With hundreds of Habitat for Humanity volunteers working from morning to night, the construction of a home televised on CBS This Morning's Welcome Home project made amazing progress on the third day of work.
A day before, the windows were installed, the siding was put into place, and the roof on the main part of the house was covered with solar-powered shingles, reports CBS This Morning Co-Anchor Mark McEwen.
By early Nov. 20, the finishing touches were applied as the house finally became a home for one hard-working woman and her four daughters.

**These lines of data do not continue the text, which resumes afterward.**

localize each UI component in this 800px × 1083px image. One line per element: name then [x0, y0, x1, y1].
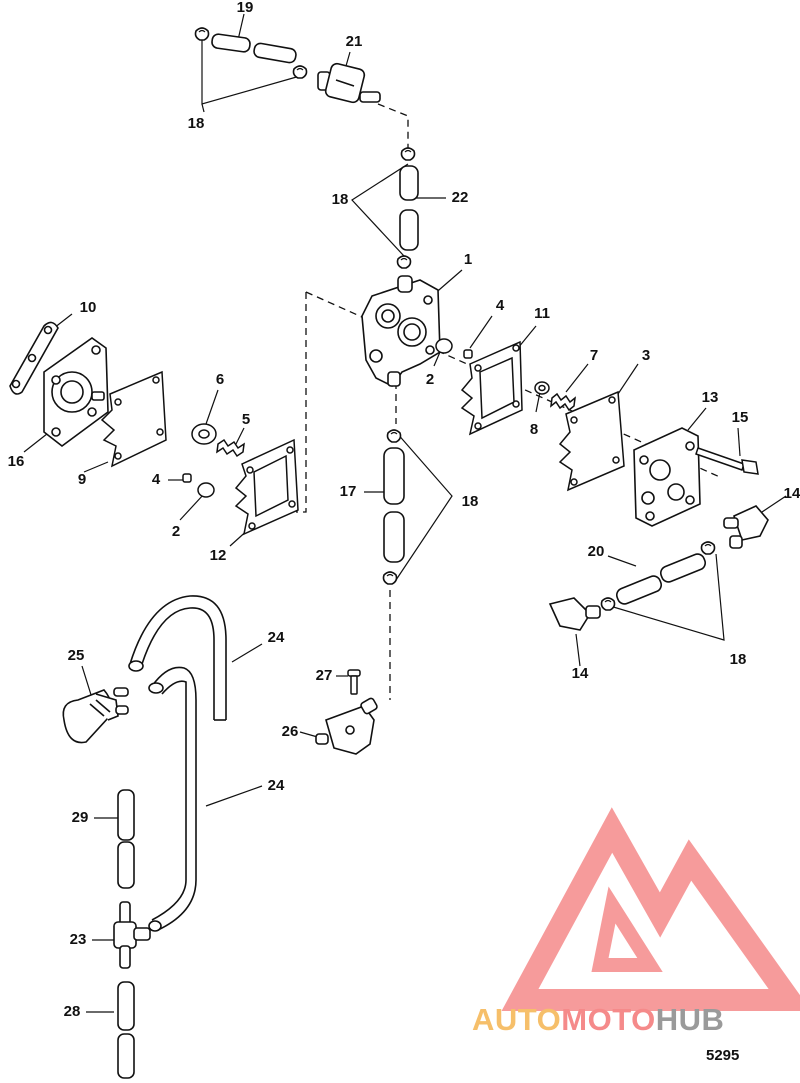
callout-24-lower: 24 [267, 777, 285, 794]
callout-13: 13 [701, 389, 719, 406]
gasket-11 [460, 340, 523, 436]
bolt-15 [695, 447, 759, 475]
watermark-logo [501, 807, 800, 1011]
callout-15: 15 [731, 409, 749, 426]
tee-fitting-assembly [113, 789, 151, 1079]
small-parts-middle [435, 338, 473, 359]
callout-28: 28 [63, 1003, 81, 1020]
diaphragm-3 [558, 390, 625, 492]
callout-18-top: 18 [187, 115, 205, 132]
spring-and-washer [534, 381, 576, 412]
callout-14-right: 14 [783, 485, 800, 502]
watermark-moto: MOTO [561, 1002, 656, 1037]
callout-2-middle: 2 [425, 371, 435, 388]
leader-lines [23, 13, 787, 1013]
callout-8: 8 [529, 421, 539, 438]
callout-4-left: 4 [151, 471, 161, 488]
callout-21: 21 [345, 33, 363, 50]
pump-cover-16 [43, 337, 109, 448]
callout-27: 27 [315, 667, 333, 684]
watermark-auto: AUTO [472, 1002, 562, 1037]
hose-22 [396, 147, 419, 269]
callout-22: 22 [451, 189, 469, 206]
gasket-12 [234, 438, 299, 536]
fitting-26 [315, 697, 378, 755]
callout-25: 25 [67, 647, 85, 664]
callout-3: 3 [641, 347, 651, 364]
callout-10: 10 [79, 299, 97, 316]
callout-1: 1 [463, 251, 473, 268]
callout-14-bottom: 14 [571, 665, 589, 682]
elbow-fittings [548, 505, 769, 631]
pump-cover-13 [633, 427, 701, 527]
callout-12: 12 [209, 547, 227, 564]
callout-18-upper: 18 [331, 191, 349, 208]
callout-6: 6 [215, 371, 225, 388]
callout-5: 5 [241, 411, 251, 428]
callout-4-right: 4 [495, 297, 505, 314]
primer-bulb-25 [62, 687, 129, 744]
callout-18-middle: 18 [461, 493, 479, 510]
callout-11: 11 [534, 305, 550, 322]
hose-24 [128, 595, 227, 932]
callout-17: 17 [339, 483, 357, 500]
callout-18-right: 18 [729, 651, 747, 668]
callout-29: 29 [71, 809, 89, 826]
watermark-text: AUTOMOTOHUB [472, 1003, 724, 1037]
diaphragm-9 [100, 370, 167, 468]
fuel-pump-body [361, 275, 441, 388]
callout-19: 19 [236, 0, 254, 16]
callout-20: 20 [587, 543, 605, 560]
callout-16: 16 [7, 453, 25, 470]
callout-2-left: 2 [171, 523, 181, 540]
figure-number: 5295 [706, 1047, 740, 1064]
callout-26: 26 [281, 723, 299, 740]
callout-9: 9 [77, 471, 87, 488]
hose-20 [600, 541, 716, 611]
small-parts-left [182, 423, 245, 498]
callout-24-upper: 24 [267, 629, 285, 646]
callout-7: 7 [589, 347, 599, 364]
callout-23: 23 [69, 931, 87, 948]
bolt-27 [347, 669, 361, 695]
fuel-filter-assembly [194, 27, 381, 104]
hose-17 [382, 429, 405, 585]
watermark-hub: HUB [655, 1002, 725, 1037]
plate-10 [9, 321, 59, 395]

In her daily life, Michelle Hayes is part cook, part valet, part drill sergeant. But to her daughters, she is mom. Every day, before leaving for her own job, she gets her four children, ages five to 15, ready for school.
For the last five years, their home has been the School Street Projects in Yonkers, New York.
"It is tough," Hayes told CBS News Correspondent Jose Diaz-Balart.
"People actually do their drugs in front of the kids. You gonna do your stuff? Buy it and leave. Why do you have to stand there in front of the kids?" she added.
A dangerous existence, but Hayes and her kids found a way out through Habitat for Humanity. The non-profit organization builds and fixes up homes, then sells them without profit to families in need.
After going through a rigorous evaluation process and working 500 hours of "sweat equity" on other Habitat houses, Hayes was placed on a list for the next available home.
Hayes and her eldest daughter volunteered their time to do "demolition work, knock down walls, put up walls, you can do painting, took out the garbage."
"You name it, we did it," Hayes says.
Overnight, Hayes will be a homeowner. For her kids, it's a welcome change. They are well-versed in what a difference their new home will bring.
Hayes' three youngest daughters, Ebony, far left, Doniqua, and Shideara. (CBS)
"A basement, a backyard, an attic, front porch, a back porch," says six-year-old Shideara.
"And a dog house," adds five-year-old Ebony.
For their mother, the change will be something you can't put a price on.
"At least, I could say I accomplished one thing," Michelle says. "I have my home now, and hopefully, I'll get my kids through college nd set them on the right track as my mother set me on the right track."
On the morning of Wednesday, Nov. 18, homebuilding pro and CBS This Morning Consultant Bob Vila stood outside something that looked very much like a completed home.
"I can hear the saw blades ringing in the back as we're putting down the porch deck," he said. "We have the back door and the front door left to put on. We have a crew caulking the siding so we can get a coat of paint on it today. And there is lots of detail work taking place on the outside. But the inside is a revelation."
The home's interior already had drywall hung, and volunteers quickly followed with the plaster work.
While the traditional way of doing the plastering or drywall installation is tedious, especially in the outside and inside corners of the rooms, Bob Vila demonstrated a new way that is easy for even laypersons to follow.
"We're using a newly developed product that kind of gets rid of this approach and is such a sturdy item you don't have to worry about the cracks," explained Vila, holding a pre-formed drywall corner.
Bob Vila applying paper corners. (CBS)
After applying a layer of the joint compound to the corner, the paper is placed on top and smoothed into place. Using a plastering knife and applying pressure, sweep down at an angle from the top of each side of the paper to the end of the strip.
The joint compound being used is fast-drying, as is everything else in this technologically innovative showcase home, including the plaster and paint. The material can also stand up to the cold winter temperatures.
"That's one of the reasons and one of the technologies that have allowed us to do things here quickly," Vila explained.